107
9. GEBRUIK VIA DE OPTIONELE NETADAPTER
Het meetapparaat kan zowel met batterijen als met een optionele netadapter worden gebruikt. Het
gebruik via netadapter is aangewezen voor langere meettijden of permanent gebruik.
De netadapter kan opzij aan de netadapterbus (16) worden aangesloten. Bij aansluiting van een
netadapter wordt de automatische uitschakeling gedeactiveerd; het displaysymbool (D) dooft uit. Het
gebruik via netadapter wordt door het symbool „Ext-Power” aangegeven.
Batterijen die zich in het meetapparaat bevinden mogen niet worden verwijderd.

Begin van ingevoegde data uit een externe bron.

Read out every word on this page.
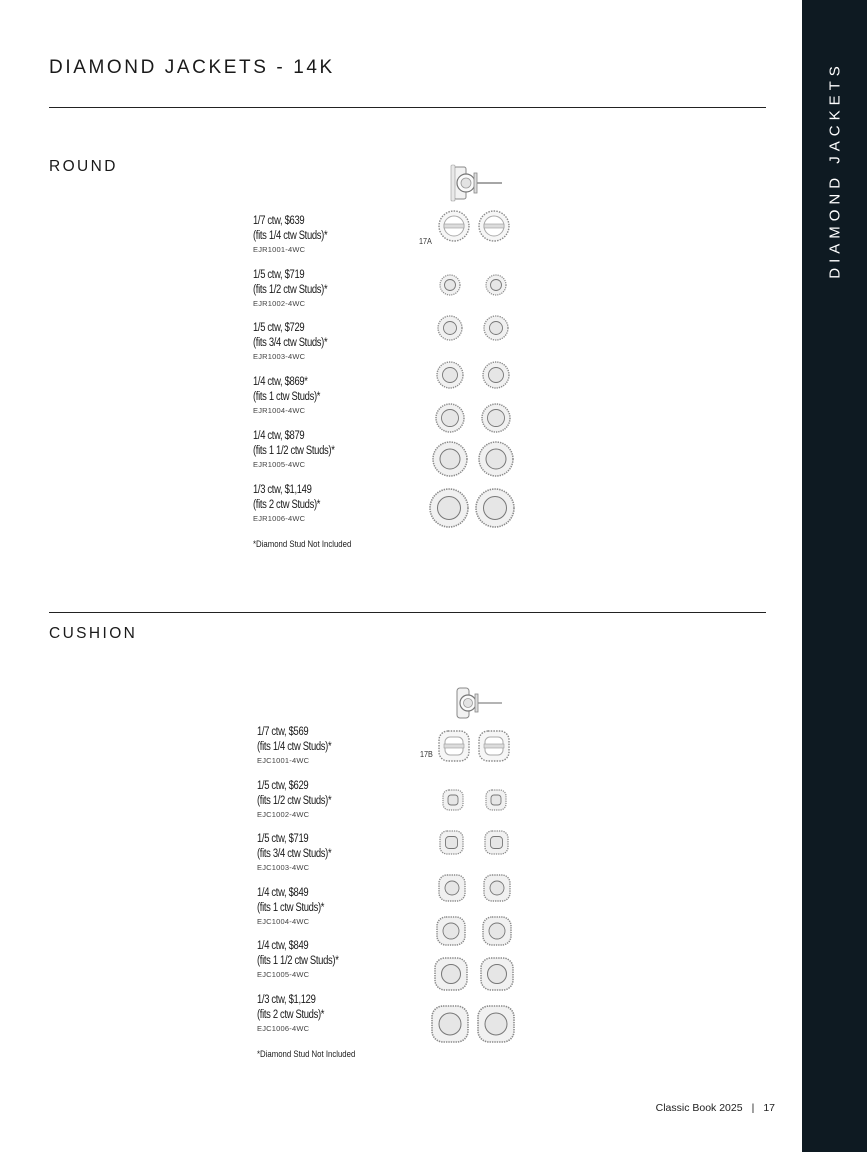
DIAMOND JACKETS
DIAMOND JACKETS - 14K
ROUND
1/7 ctw, $639
(fits 1/4 ctw Studs)*
EJR1001-4WC
1/5 ctw, $719
(fits 1/2 ctw Studs)*
EJR1002-4WC
1/5 ctw, $729
(fits 3/4 ctw Studs)*
EJR1003-4WC
1/4 ctw, $869*
(fits 1 ctw Studs)*
EJR1004-4WC
1/4 ctw, $879
(fits 1 1/2 ctw Studs)*
EJR1005-4WC
1/3 ctw, $1,149
(fits 2 ctw Studs)*
EJR1006-4WC
*Diamond Stud Not Included
17A
CUSHION
1/7 ctw, $569
(fits 1/4 ctw Studs)*
EJC1001-4WC
1/5 ctw, $629
(fits 1/2 ctw Studs)*
EJC1002-4WC
1/5 ctw, $719
(fits 3/4 ctw Studs)*
EJC1003-4WC
1/4 ctw, $849
(fits 1 ctw Studs)*
EJC1004-4WC
1/4 ctw, $849
(fits 1 1/2 ctw Studs)*
EJC1005-4WC
1/3 ctw, $1,129
(fits 2 ctw Studs)*
EJC1006-4WC
*Diamond Stud Not Included
17B
Classic Book 2025 | 17
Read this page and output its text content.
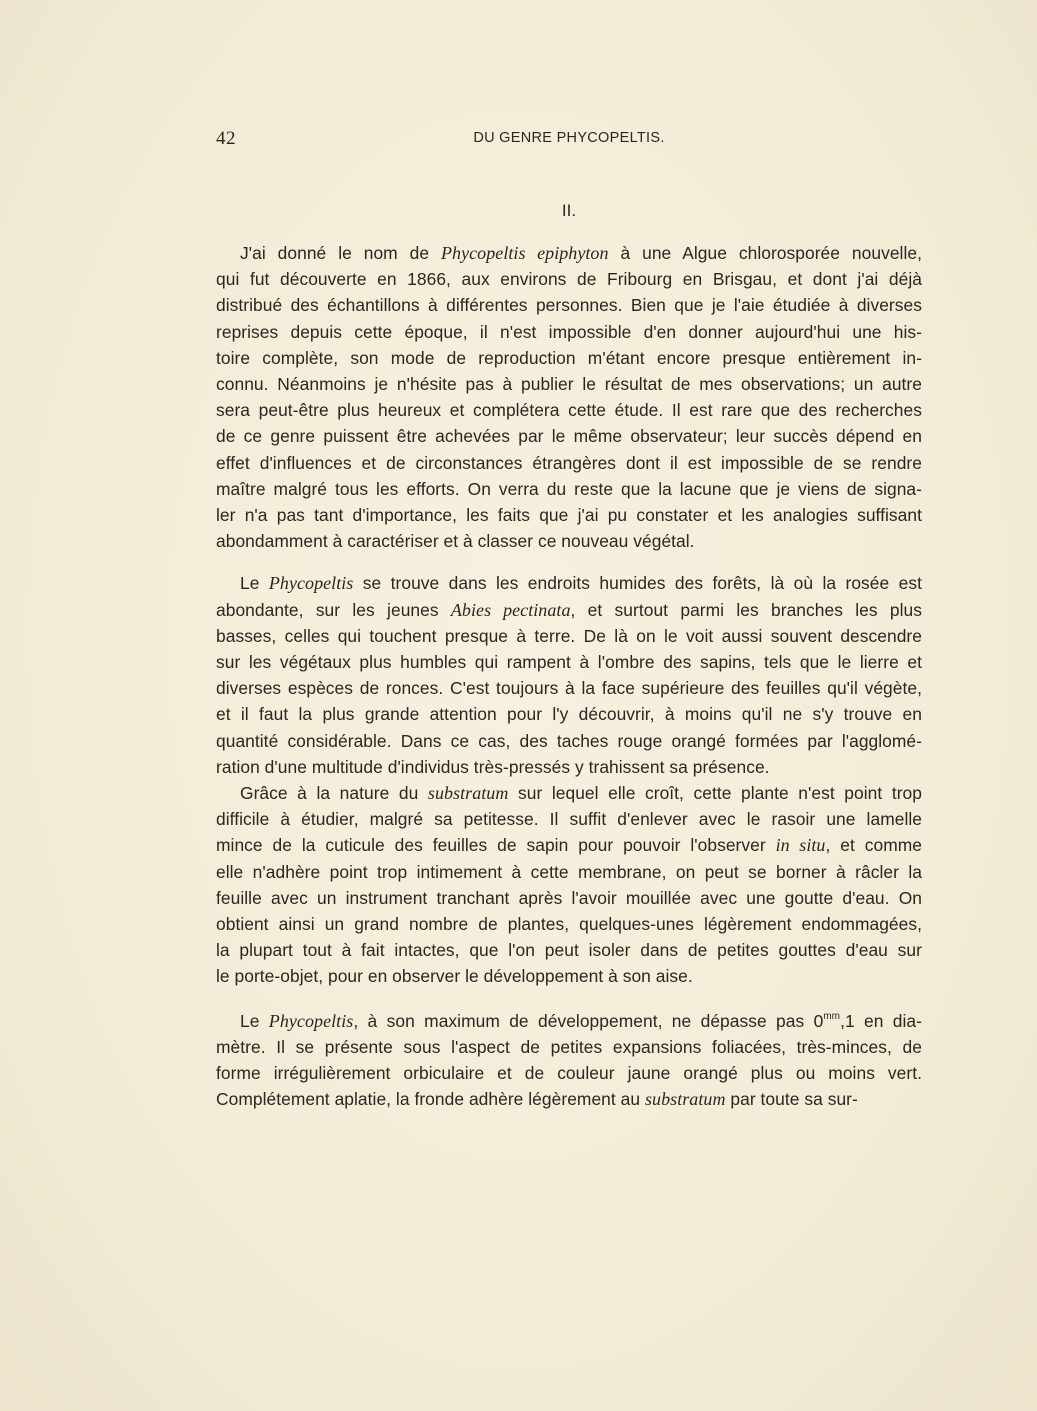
42	DU GENRE PHYCOPELTIS.
II.
J'ai donné le nom de Phycopeltis epiphyton à une Algue chlorosporée nouvelle,
qui fut découverte en 1866, aux environs de Fribourg en Brisgau, et dont j'ai déjà
distribué des échantillons à différentes personnes. Bien que je l'aie étudiée à diverses
reprises depuis cette époque, il n'est impossible d'en donner aujourd'hui une his-
toire complète, son mode de reproduction m'étant encore presque entièrement in-
connu. Néanmoins je n'hésite pas à publier le résultat de mes observations; un autre
sera peut-être plus heureux et complétera cette étude. Il est rare que des recherches
de ce genre puissent être achevées par le même observateur; leur succès dépend en
effet d'influences et de circonstances étrangères dont il est impossible de se rendre
maître malgré tous les efforts. On verra du reste que la lacune que je viens de signa-
ler n'a pas tant d'importance, les faits que j'ai pu constater et les analogies suffisant
abondamment à caractériser et à classer ce nouveau végétal.
Le Phycopeltis se trouve dans les endroits humides des forêts, là où la rosée est
abondante, sur les jeunes Abies pectinata, et surtout parmi les branches les plus
basses, celles qui touchent presque à terre. De là on le voit aussi souvent descendre
sur les végétaux plus humbles qui rampent à l'ombre des sapins, tels que le lierre et
diverses espèces de ronces. C'est toujours à la face supérieure des feuilles qu'il végète,
et il faut la plus grande attention pour l'y découvrir, à moins qu'il ne s'y trouve en
quantité considérable. Dans ce cas, des taches rouge orangé formées par l'agglomé-
ration d'une multitude d'individus très-pressés y trahissent sa présence.
Grâce à la nature du substratum sur lequel elle croît, cette plante n'est point trop
difficile à étudier, malgré sa petitesse. Il suffit d'enlever avec le rasoir une lamelle
mince de la cuticule des feuilles de sapin pour pouvoir l'observer in situ, et comme
elle n'adhère point trop intimement à cette membrane, on peut se borner à râcler la
feuille avec un instrument tranchant après l'avoir mouillée avec une goutte d'eau. On
obtient ainsi un grand nombre de plantes, quelques-unes légèrement endommagées,
la plupart tout à fait intactes, que l'on peut isoler dans de petites gouttes d'eau sur
le porte-objet, pour en observer le développement à son aise.
Le Phycopeltis, à son maximum de développement, ne dépasse pas $0^{mm},1$ en dia-
mètre. Il se présente sous l'aspect de petites expansions foliacées, très-minces, de
forme irrégulièrement orbiculaire et de couleur jaune orangé plus ou moins vert.
Complétement aplatie, la fronde adhère légèrement au substratum par toute sa sur-
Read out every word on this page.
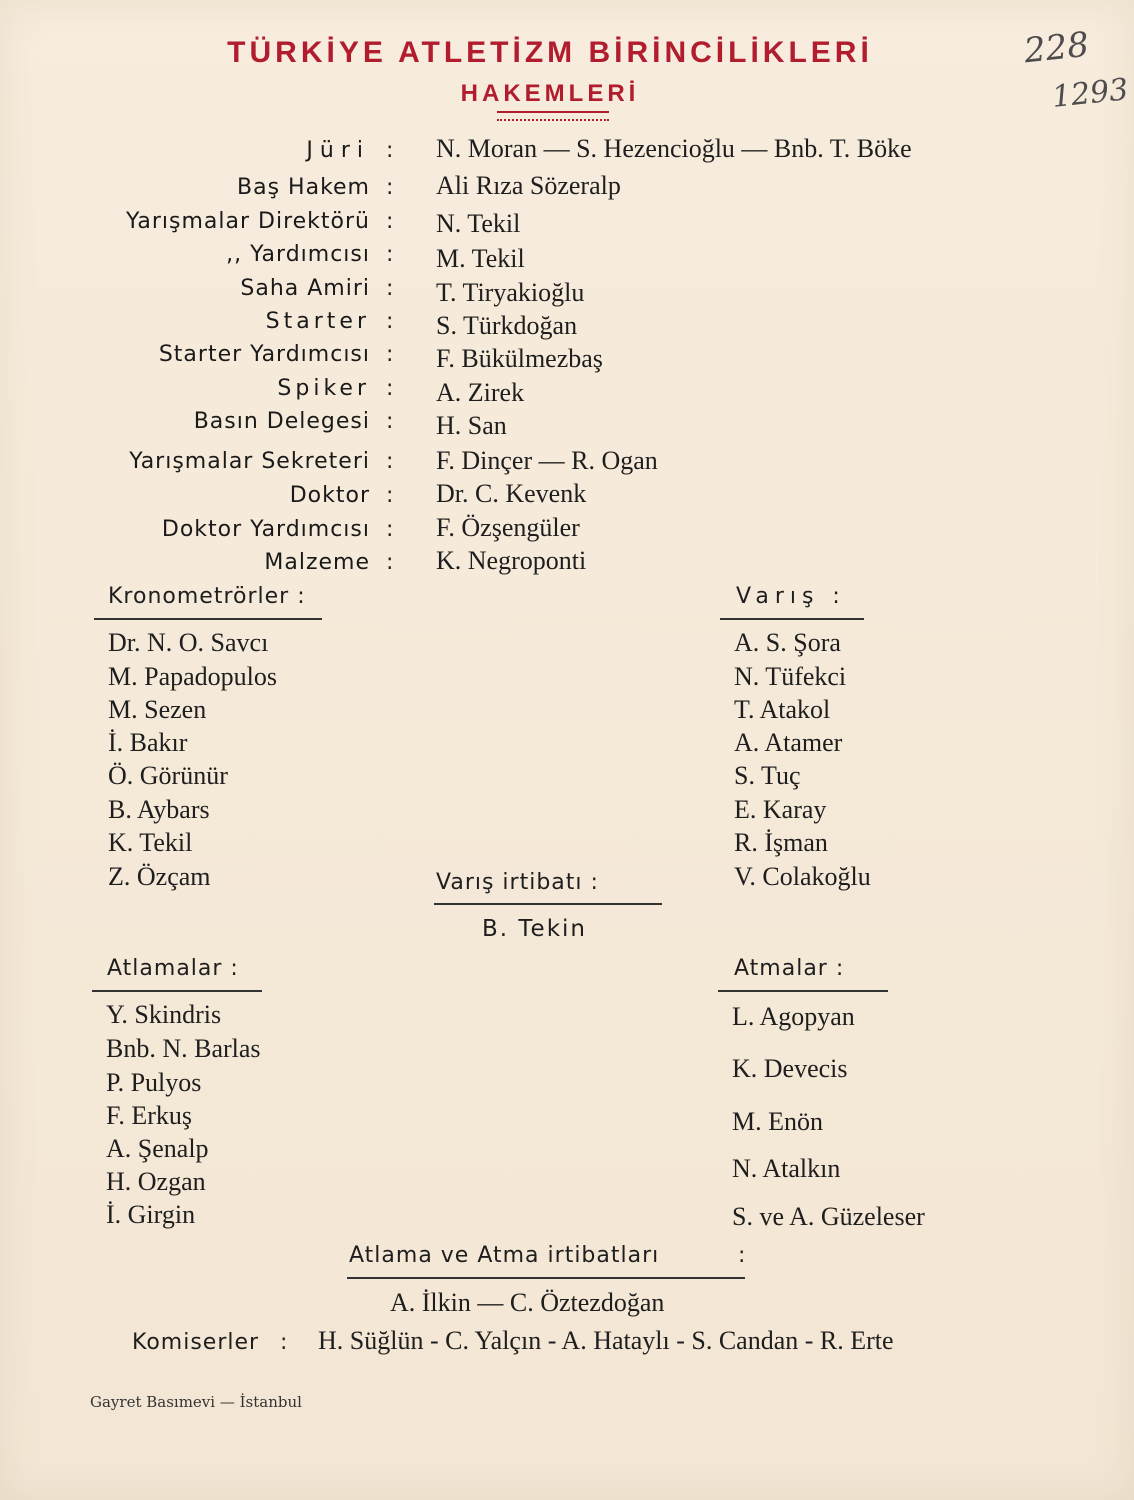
TÜRKİYE ATLETİZM BİRİNCİLİKLERİ
HAKEMLERİ
228
1293
Jüri : N. Moran — S. Hezencioğlu — Bnb. T. Böke
Baş Hakem : Ali Rıza Sözeralp
Yarışmalar Direktörü : N. Tekil
,, Yardımcısı : M. Tekil
Saha Amiri : T. Tiryakioğlu
Starter : S. Türkdoğan
Starter Yardımcısı : F. Bükülmezbaş
Spiker : A. Zirek
Basın Delegesi : H. San
Yarışmalar Sekreteri : F. Dinçer — R. Ogan
Doktor : Dr. C. Kevenk
Doktor Yardımcısı : F. Özşengüler
Malzeme : K. Negroponti
Kronometrörler :
Dr. N. O. Savcı
M. Papadopulos
M. Sezen
İ. Bakır
Ö. Görünür
B. Aybars
K. Tekil
Z. Özçam
Varış :
A. S. Şora
N. Tüfekci
T. Atakol
A. Atamer
S. Tuç
E. Karay
R. İşman
V. Colakoğlu
Varış irtibatı :
B. Tekin
Atlamalar :
Y. Skindris
Bnb. N. Barlas
P. Pulyos
F. Erkuş
A. Şenalp
H. Ozgan
İ. Girgin
Atmalar :
L. Agopyan
K. Devecis
M. Enön
N. Atalkın
S. ve A. Güzeleser
Atlama ve Atma irtibatları	:
A. İlkin — C. Öztezdoğan
Komiserler : H. Süğlün - C. Yalçın - A. Hataylı - S. Candan - R. Erte
Gayret Basımevi — İstanbul
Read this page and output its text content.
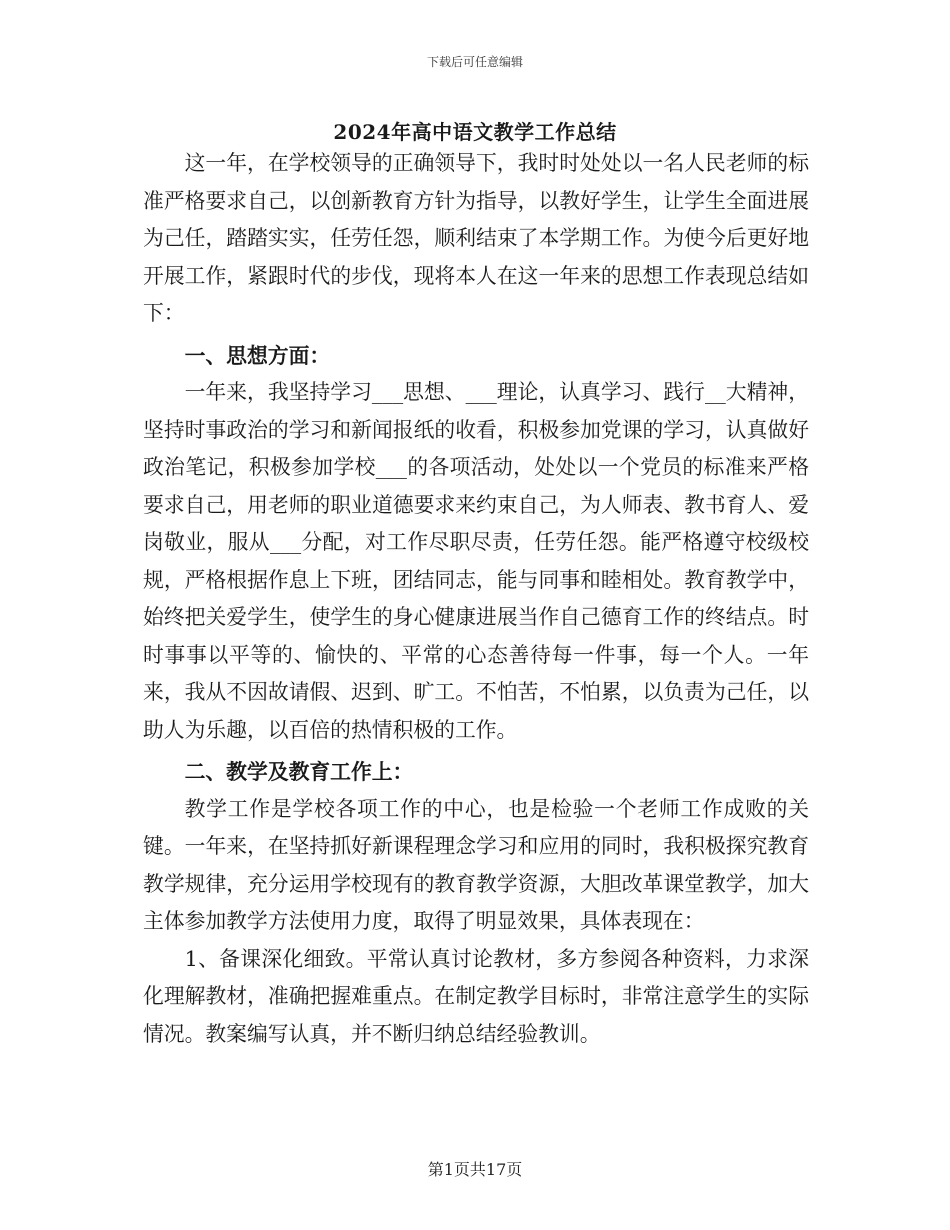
下载后可任意编辑
2024年高中语文教学工作总结

这一年，在学校领导的正确领导下，我时时处处以一名人民老师的标准严格要求自己，以创新教育方针为指导，以教好学生，让学生全面进展为己任，踏踏实实，任劳任怨，顺利结束了本学期工作。为使今后更好地开展工作，紧跟时代的步伐，现将本人在这一年来的思想工作表现总结如下：

一、思想方面：

一年来，我坚持学习___思想、___理论，认真学习、践行__大精神，坚持时事政治的学习和新闻报纸的收看，积极参加党课的学习，认真做好政治笔记，积极参加学校___的各项活动，处处以一个党员的标准来严格要求自己，用老师的职业道德要求来约束自己，为人师表、教书育人、爱岗敬业，服从___分配，对工作尽职尽责，任劳任怨。能严格遵守校级校规，严格根据作息上下班，团结同志，能与同事和睦相处。教育教学中，始终把关爱学生，使学生的身心健康进展当作自己德育工作的终结点。时时事事以平等的、愉快的、平常的心态善待每一件事，每一个人。一年来，我从不因故请假、迟到、旷工。不怕苦，不怕累，以负责为己任，以助人为乐趣，以百倍的热情积极的工作。

二、教学及教育工作上：

教学工作是学校各项工作的中心，也是检验一个老师工作成败的关键。一年来，在坚持抓好新课程理念学习和应用的同时，我积极探究教育教学规律，充分运用学校现有的教育教学资源，大胆改革课堂教学，加大主体参加教学方法使用力度，取得了明显效果，具体表现在：

1、备课深化细致。平常认真讨论教材，多方参阅各种资料，力求深化理解教材，准确把握难重点。在制定教学目标时，非常注意学生的实际情况。教案编写认真，并不断归纳总结经验教训。

第1页共17页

De omschakeling van
gebruik via batterijen naar netadapter gebeurt automatisch en zonder onderbreking van de metingen.
De volgende voorwaarden zijn nodig voor de netadapter:
Uitgangspanning: 12
V/DC
Uitgangsstroom:
min. 500 mA
Holle stekker:
5,0 x 2,1 mm (buiten-/binnen-Ø)
Polariteit:
binnen
pluspool
Neem de veiligheidsinstructies van de netadapter in acht.
10. REINIGING EN ONDERHOUD
10.1. ALGEMEEN
Om de nauwkeurigheid van de multimeter over een langere periode te kunnen garanderen, moet het
apparaat jaarlijks in een kalibreerlabo worden gekalibreerd.
Afgezien van een incidentele reinigingsbeurt en het vervangen van de batterij is het apparaat onder-
houdsvrij.
Het vervangen van de batterijen vindt u onder Aansluiting.
Controleer regelmatig de technische veiligheid van het apparaat en de meetdraden,
bijv. op beschadiging van de behuizing of afknellen van de draden enz.
10.2. REINIGING
Voordat u het apparaat reinigt, dient u absoluut de volgende veiligheidsvoorschriften in acht te nemen:
Bij het openen van afdekkingen of het verwijderen van onderdelen, ook wanneer dit
handmatig mogelijk is, kunnen spanningvoerende onderdelen worden blootgelegd.
Vóór reiniging of reparatie moeten de aangesloten snoeren van het meetapparaat en
van alle meetobjecten worden gescheiden. Schakel het apparaat uit.